Local History and Heritage - Green space in Coventry
pixrobin
Canley
5 of 6  Thu 5th Jun 2014 4:40pm  

Well put Mike. Most of south-west Coventry (Canley, Tile Hill, Eastern Green - basically from the Kenilworth Road through to Allesley Brook)) was, prior to 1926, part of the Leigh (of Stoneleigh) Estates. It was dotted with small farms and cottages for agricultural workers. But, the bicycle and car factories of Coventry were attracting immigrants - from all over Britain Wink I seem to have read somewhere that Coventry City council bought the land from Lord Leigh at about £125 an acre - quite a large debt to settle on its citizens. From research I know that Lord Leigh's Warwickshire lands brought him an annual income of over £22,000 per annum in the 1880s. I'll never know why my mother (1904-1975) held such reverence to Lord Leigh - though I presume it was drilled into her during her formative years which were spent in various tied cottages on Lord Leigh's land. Though some of the former Leigh lands were built upon during the 1930s it was the house-building boom of the late 1940s and 1950s that saw much of the rest of it swallowed up by council estates at Canley and Tile Hill in a bid by the council to house its citizens. At least in Canley and Tile Hill the housing didn't abutt the Coventry to Birmingham rail line, so residents didn't have trains passing within feet of their bedroom windows. I believe there's still a green swathe on the southern side of the rail track. Also there was very little use of high-rise accommodation in the area which cannot be said for areas like Hillfields. And, many of the woodlands in the area have been retained.

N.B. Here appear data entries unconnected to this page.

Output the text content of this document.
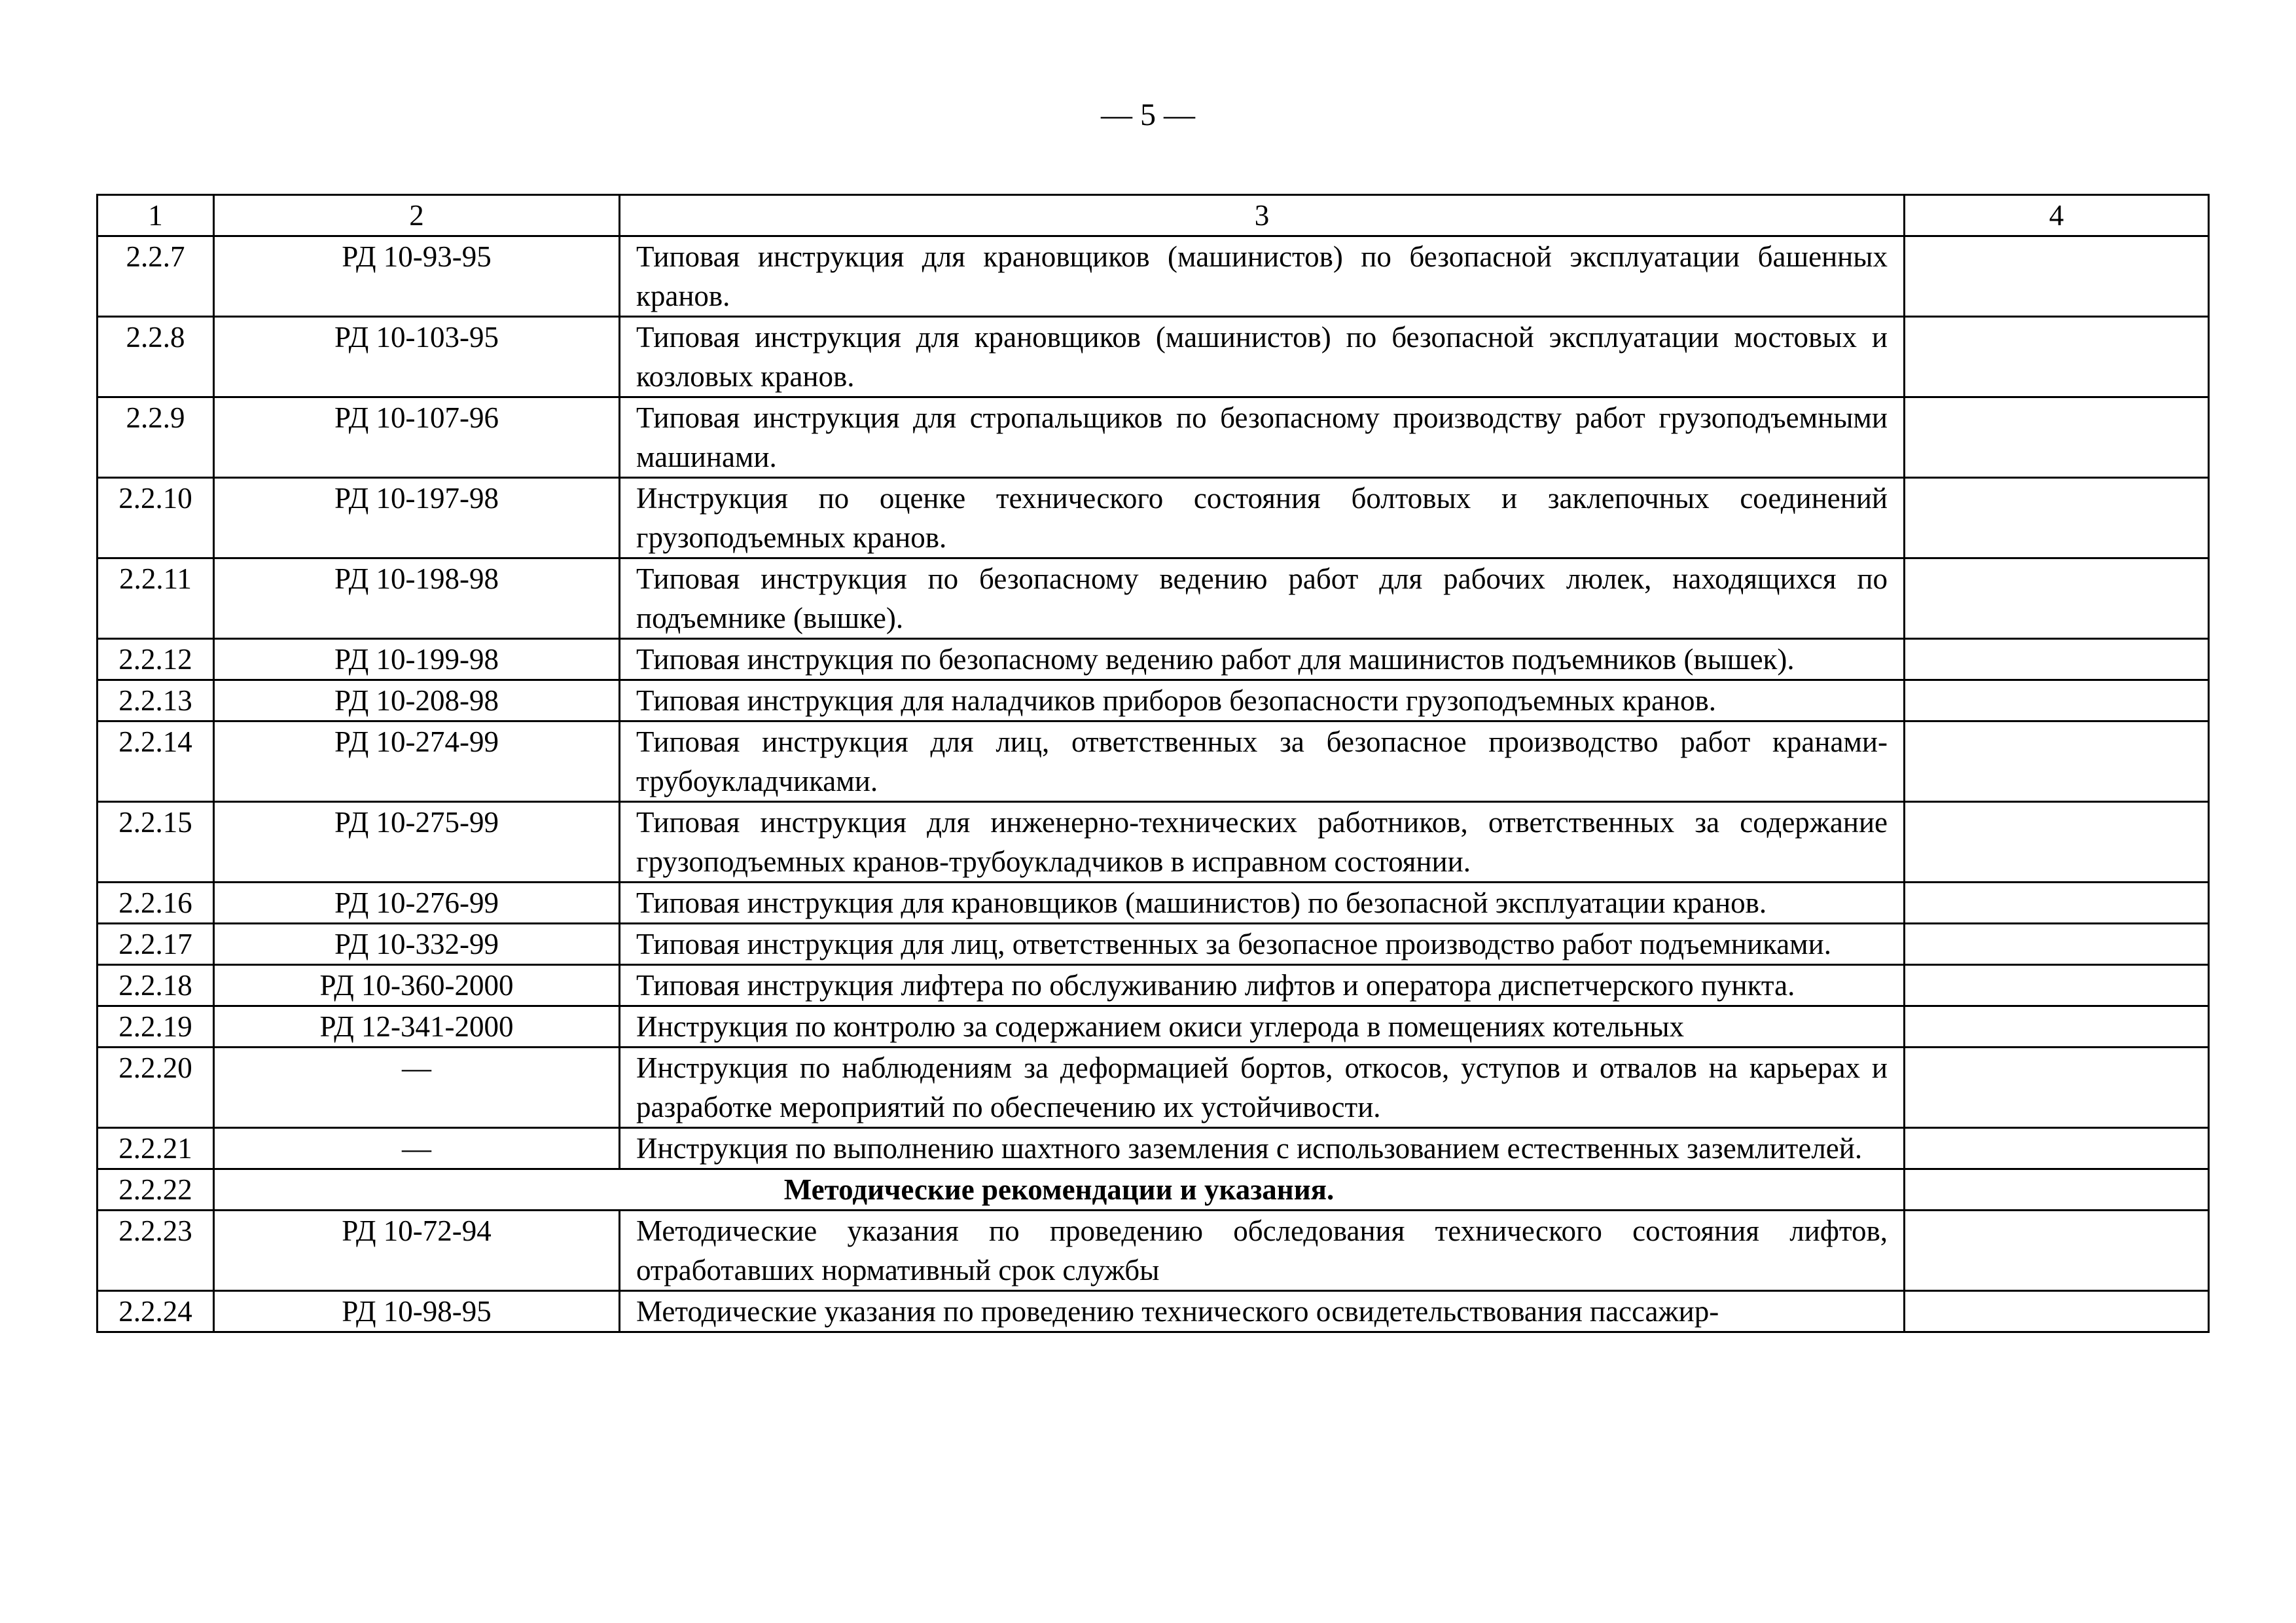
— 5 —
1	2	3	4
2.2.7	РД 10-93-95	Типовая инструкция для крановщиков (машинистов) по безопасной эксплуатации башенных кранов.	
2.2.8	РД 10-103-95	Типовая инструкция для крановщиков (машинистов) по безопасной эксплуатации мостовых и козловых кранов.	
2.2.9	РД 10-107-96	Типовая инструкция для стропальщиков по безопасному производству работ грузоподъемными машинами.	
2.2.10	РД 10-197-98	Инструкция по оценке технического состояния болтовых и заклепочных соединений грузоподъемных кранов.	
2.2.11	РД 10-198-98	Типовая инструкция по безопасному ведению работ для рабочих люлек, находящихся по подъемнике (вышке).	
2.2.12	РД 10-199-98	Типовая инструкция по безопасному ведению работ для машинистов подъемников (вышек).	
2.2.13	РД 10-208-98	Типовая инструкция для наладчиков приборов безопасности грузоподъемных кранов.	
2.2.14	РД 10-274-99	Типовая инструкция для лиц, ответственных за безопасное производство работ кранами-трубоукладчиками.	
2.2.15	РД 10-275-99	Типовая инструкция для инженерно-технических работников, ответственных за содержание грузоподъемных кранов-трубоукладчиков в исправном состоянии.	
2.2.16	РД 10-276-99	Типовая инструкция для крановщиков (машинистов) по безопасной эксплуатации кранов.	
2.2.17	РД 10-332-99	Типовая инструкция для лиц, ответственных за безопасное производство работ подъемниками.	
2.2.18	РД 10-360-2000	Типовая инструкция лифтера по обслуживанию лифтов и оператора диспетчерского пункта.	
2.2.19	РД 12-341-2000	Инструкция по контролю за содержанием окиси углерода в помещениях котельных	
2.2.20	—	Инструкция по наблюдениям за деформацией бортов, откосов, уступов и отвалов на карьерах и разработке мероприятий по обеспечению их устойчивости.	
2.2.21	—	Инструкция по выполнению шахтного заземления с использованием естественных заземлителей.	
2.2.22	Методические рекомендации и указания.		
2.2.23	РД 10-72-94	Методические указания по проведению обследования технического состояния лифтов, отработавших нормативный срок службы	
2.2.24	РД 10-98-95	Методические указания по проведению технического освидетельствования пассажир-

Local History and Heritage - Green space in Coventry
Disorganised1
Coventry
6 of 6  Sat 7th Jun 2014 2:12am  

We played for hours on the green by the brook along Brook Road, made a cycle race track down the length of it, and the bonfire on Guy Fawkes night - amazing nobody ever got seriously injured. But we'd still walk to Foleshill Park to play on the swings, and we played football and cricket in Coundon Park. We built dens in the trees over the brook, and underground dens on the piece of land on the otherside of the road, where they've put 6 or 8 houses now. We'd walk down to Corley Rocks and play there for the day, or we'd go catching newts and tadpoles in the ponds where Cardinal Newman school is now.